Ora la palla passa al Consiglio europeo, cioè ai governi dell’Ue, che hanno l’ultima parola su tutto: entro due settimane è atteso il parere della tecnostruttura del Consiglio, che sarà verosimilmente a favore della procedura, poi ritocca alla Commissione che avanza una raccomandazione ai governi, più precisamente all’Ecofin, cioè al consiglio dei ministri finanziari, che decide se far partire la procedura di infrazione e quali tempi dare allo Stato interessato per rimettersi a posto (sei mesi o tre mesi): tutto questo balletto, andando di corsa, dovrebbe concludersi l’8 luglio, ma non è detto che non prenda più tempo. Finora la reazione dei mercati è stata contenuta: un aumento dello spread dopo l’annuncio ben oltre i 280 punti, poi la chiusura sotto i 270 con rendimenti al 2,47% per i decennali, in linea se non meglio delle ultime settimane.

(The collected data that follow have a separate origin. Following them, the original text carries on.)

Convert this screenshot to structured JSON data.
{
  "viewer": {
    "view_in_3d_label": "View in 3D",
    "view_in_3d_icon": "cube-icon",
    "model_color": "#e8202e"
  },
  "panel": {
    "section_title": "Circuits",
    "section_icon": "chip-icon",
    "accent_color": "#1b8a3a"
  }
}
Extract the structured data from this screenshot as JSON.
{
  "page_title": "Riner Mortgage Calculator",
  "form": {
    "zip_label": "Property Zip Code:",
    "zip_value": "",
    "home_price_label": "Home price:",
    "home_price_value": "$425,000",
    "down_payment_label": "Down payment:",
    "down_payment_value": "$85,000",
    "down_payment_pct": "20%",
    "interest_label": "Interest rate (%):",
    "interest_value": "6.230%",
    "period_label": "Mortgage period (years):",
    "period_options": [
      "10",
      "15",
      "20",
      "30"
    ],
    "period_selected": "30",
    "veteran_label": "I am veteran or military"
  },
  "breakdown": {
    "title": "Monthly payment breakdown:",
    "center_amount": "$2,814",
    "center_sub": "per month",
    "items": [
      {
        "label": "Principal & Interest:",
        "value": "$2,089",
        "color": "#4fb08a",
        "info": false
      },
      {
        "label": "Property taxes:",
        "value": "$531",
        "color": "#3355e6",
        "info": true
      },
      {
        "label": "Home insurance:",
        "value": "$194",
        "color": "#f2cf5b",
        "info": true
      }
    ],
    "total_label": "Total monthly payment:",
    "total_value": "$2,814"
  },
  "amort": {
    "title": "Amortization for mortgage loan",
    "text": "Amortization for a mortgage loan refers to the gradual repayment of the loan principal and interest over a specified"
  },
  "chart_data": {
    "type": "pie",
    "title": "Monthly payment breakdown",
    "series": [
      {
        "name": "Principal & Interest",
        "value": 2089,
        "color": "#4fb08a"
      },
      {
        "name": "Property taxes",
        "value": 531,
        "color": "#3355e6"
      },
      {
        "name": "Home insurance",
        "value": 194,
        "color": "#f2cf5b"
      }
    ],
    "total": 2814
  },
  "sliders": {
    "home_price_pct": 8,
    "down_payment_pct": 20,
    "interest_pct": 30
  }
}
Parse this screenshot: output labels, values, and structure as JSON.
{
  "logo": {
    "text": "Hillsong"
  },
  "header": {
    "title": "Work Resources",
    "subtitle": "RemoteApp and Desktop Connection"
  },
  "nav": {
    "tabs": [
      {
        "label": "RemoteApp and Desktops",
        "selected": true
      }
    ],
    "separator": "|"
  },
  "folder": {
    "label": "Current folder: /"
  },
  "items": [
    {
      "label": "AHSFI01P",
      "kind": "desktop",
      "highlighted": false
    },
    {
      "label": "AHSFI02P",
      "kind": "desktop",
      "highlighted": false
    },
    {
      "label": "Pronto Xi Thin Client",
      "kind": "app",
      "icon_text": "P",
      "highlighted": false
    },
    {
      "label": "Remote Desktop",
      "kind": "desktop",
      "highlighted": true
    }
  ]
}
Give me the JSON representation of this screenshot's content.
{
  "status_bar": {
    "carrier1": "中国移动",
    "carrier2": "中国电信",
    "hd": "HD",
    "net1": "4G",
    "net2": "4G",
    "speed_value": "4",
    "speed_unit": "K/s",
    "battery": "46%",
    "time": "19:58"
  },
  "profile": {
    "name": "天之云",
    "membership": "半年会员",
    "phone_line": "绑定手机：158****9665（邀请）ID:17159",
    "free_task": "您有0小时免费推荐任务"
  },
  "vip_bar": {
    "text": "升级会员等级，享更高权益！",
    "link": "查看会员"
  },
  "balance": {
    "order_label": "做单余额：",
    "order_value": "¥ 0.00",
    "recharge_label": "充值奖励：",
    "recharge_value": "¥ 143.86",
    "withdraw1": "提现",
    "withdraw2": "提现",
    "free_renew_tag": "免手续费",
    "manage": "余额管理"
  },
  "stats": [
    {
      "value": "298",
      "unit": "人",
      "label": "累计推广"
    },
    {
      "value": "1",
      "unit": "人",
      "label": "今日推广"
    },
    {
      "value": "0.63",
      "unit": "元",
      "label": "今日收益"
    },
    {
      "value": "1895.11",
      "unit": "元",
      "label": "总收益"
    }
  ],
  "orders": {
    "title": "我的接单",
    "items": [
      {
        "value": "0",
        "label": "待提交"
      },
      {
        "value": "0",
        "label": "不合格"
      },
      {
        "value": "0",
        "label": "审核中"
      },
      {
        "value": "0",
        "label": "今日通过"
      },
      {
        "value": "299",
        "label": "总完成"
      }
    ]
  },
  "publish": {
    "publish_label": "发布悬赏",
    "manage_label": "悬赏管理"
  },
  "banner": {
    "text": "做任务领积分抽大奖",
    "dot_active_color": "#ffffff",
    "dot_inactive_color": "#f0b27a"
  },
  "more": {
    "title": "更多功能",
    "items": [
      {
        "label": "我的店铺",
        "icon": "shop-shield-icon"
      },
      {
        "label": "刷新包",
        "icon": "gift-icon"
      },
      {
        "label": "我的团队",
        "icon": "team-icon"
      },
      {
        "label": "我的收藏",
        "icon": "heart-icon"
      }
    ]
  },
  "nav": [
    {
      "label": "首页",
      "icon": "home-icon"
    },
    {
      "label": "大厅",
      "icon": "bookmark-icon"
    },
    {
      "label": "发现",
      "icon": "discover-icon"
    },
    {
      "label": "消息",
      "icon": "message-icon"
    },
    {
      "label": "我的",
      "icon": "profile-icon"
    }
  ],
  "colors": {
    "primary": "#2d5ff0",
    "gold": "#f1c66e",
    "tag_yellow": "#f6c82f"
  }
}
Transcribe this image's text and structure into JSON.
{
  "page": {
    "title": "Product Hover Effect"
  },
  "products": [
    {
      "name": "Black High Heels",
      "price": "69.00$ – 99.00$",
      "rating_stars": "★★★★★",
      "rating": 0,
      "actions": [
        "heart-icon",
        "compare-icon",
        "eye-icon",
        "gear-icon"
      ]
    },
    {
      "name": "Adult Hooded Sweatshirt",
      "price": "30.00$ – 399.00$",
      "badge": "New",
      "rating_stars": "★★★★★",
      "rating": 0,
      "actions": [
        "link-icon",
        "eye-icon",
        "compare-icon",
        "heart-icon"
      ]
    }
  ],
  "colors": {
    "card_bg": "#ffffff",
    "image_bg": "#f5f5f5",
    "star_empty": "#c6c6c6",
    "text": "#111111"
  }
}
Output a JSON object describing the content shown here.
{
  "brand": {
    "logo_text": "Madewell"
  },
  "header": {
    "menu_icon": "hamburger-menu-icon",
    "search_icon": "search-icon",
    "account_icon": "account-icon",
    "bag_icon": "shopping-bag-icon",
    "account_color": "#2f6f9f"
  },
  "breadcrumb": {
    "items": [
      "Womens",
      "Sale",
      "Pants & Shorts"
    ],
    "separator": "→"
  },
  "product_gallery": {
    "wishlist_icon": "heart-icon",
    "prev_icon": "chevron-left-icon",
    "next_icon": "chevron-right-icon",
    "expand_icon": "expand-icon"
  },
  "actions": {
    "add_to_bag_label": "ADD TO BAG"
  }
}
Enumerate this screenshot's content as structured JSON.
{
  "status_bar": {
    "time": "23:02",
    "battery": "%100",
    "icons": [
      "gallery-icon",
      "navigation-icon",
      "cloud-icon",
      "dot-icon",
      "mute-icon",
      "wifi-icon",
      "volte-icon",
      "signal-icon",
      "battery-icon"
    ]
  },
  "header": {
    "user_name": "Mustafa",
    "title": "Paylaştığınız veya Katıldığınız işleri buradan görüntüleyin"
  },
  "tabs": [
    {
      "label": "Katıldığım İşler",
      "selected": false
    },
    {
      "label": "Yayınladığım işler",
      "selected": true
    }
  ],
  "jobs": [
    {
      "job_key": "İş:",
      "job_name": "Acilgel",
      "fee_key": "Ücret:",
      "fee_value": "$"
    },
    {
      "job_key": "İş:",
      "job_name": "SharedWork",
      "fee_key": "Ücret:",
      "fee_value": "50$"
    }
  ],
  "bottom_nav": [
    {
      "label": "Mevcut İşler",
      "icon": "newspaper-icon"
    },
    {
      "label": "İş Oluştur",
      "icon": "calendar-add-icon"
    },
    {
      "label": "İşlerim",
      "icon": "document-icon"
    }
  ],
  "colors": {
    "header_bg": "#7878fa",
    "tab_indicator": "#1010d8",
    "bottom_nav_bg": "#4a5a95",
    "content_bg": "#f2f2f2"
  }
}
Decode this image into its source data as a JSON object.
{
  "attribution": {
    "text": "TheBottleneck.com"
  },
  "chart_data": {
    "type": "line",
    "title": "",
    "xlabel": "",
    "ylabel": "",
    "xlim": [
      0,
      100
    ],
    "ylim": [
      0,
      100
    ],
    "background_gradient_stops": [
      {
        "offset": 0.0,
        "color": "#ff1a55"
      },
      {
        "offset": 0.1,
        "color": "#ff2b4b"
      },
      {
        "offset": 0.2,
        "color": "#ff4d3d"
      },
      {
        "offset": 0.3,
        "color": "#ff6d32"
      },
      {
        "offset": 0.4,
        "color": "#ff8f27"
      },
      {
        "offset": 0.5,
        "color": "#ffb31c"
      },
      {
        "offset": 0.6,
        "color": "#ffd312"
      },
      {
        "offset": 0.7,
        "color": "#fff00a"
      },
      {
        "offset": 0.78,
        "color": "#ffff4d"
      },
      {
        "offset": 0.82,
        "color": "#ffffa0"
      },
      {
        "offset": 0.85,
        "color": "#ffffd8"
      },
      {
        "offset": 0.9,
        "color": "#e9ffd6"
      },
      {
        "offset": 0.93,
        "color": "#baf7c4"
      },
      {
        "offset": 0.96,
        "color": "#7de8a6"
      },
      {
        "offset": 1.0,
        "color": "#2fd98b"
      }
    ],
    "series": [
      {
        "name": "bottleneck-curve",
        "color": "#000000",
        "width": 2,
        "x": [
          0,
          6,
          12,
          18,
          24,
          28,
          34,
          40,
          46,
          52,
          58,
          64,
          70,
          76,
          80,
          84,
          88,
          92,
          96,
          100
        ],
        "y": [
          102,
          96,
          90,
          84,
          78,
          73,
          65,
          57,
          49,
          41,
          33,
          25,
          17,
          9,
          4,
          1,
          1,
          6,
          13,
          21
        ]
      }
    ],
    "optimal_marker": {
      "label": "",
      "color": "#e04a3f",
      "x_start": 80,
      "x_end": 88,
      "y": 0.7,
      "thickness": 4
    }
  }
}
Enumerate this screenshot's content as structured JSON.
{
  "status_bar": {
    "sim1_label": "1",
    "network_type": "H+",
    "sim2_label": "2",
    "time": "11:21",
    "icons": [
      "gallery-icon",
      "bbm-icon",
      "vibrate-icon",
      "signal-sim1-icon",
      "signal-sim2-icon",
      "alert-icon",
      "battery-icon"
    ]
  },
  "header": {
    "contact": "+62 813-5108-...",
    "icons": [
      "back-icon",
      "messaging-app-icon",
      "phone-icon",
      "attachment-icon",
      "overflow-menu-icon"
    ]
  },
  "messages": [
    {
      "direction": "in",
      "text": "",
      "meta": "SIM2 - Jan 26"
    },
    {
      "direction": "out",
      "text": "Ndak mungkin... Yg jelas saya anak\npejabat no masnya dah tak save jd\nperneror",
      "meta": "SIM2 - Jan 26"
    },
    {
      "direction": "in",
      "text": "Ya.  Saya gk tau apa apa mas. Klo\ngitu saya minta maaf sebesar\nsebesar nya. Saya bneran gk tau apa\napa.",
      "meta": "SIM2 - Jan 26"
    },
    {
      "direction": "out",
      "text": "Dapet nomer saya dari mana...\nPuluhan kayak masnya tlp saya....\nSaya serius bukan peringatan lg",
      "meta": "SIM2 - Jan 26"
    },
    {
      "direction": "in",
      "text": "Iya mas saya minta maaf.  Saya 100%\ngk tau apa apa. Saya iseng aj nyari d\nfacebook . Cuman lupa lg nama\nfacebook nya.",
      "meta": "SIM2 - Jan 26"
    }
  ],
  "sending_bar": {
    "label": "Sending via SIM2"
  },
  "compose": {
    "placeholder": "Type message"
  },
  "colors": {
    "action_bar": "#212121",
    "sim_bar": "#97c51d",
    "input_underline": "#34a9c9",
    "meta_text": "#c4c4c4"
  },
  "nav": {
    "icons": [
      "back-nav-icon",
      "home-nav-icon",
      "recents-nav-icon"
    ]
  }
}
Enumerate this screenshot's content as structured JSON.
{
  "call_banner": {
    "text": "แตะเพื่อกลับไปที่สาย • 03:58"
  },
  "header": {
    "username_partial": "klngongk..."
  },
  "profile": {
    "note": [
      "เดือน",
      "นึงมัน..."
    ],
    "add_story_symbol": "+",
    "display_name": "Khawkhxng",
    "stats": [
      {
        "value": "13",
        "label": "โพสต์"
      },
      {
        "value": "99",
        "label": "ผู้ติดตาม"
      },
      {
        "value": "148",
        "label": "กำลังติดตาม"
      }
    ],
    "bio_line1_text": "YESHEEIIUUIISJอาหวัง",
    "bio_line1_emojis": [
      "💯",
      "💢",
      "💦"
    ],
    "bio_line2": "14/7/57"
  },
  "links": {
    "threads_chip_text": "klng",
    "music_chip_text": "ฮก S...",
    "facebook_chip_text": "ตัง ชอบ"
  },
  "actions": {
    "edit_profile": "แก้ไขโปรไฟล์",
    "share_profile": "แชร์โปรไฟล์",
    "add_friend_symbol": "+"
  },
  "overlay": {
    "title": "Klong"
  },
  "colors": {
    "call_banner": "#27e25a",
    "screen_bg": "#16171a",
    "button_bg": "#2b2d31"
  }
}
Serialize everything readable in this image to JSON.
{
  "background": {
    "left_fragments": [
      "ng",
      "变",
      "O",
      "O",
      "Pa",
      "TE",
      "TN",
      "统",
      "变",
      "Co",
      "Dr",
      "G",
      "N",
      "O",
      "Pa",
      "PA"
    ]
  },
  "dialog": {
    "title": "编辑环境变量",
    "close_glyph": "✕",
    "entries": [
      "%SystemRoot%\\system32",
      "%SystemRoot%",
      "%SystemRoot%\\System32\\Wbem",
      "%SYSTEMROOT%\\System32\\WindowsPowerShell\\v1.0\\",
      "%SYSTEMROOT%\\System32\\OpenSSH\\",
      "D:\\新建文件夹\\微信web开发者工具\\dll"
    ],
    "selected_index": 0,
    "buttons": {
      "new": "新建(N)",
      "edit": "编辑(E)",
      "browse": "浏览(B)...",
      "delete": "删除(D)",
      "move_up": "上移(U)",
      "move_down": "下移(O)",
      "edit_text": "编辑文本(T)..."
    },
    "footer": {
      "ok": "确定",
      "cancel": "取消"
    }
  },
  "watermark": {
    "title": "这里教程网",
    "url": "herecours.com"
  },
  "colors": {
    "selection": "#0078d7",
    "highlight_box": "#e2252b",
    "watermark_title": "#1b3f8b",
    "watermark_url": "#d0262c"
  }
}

Il governo italiano, dal canto suo, finora s’è dimostrato compatto. Pur aprendo a un dialogo e a una trattativa con la Commissione, sia il premier Giuseppe Conte sia il vice Matteo Salvini hanno escluso una manovra correttiva per il 2019 (secondo Bruxelles ne serve una da almeno 3,5 miliardi). L’altro vice Luigi Di Maio, oltre a incolpare “i debiti del Pd” della bocciatura europea, ha chiarito che “Quota 100 non si tocca” (e Salvini, rincarando, “con la Fornero siamo solo all’inizio”). Una nota del Tesoro e di Palazzo Chigi, infine, sostiene che i conti del 2019 siano assai migliori di quelli stimati dalla Commissione: il deficit – grazie a maggiori entrate e minori spese – chiuderà al 2,1%, e non al 2,5% previsto da Bruxelles. “Siamo pronti a scambiare altri dati con l’Italia. La mia porta è sempre aperta”, dice il commissario agli Affari economici, Pierre Moscovici. Come già in autunno, sarà una lunga danza.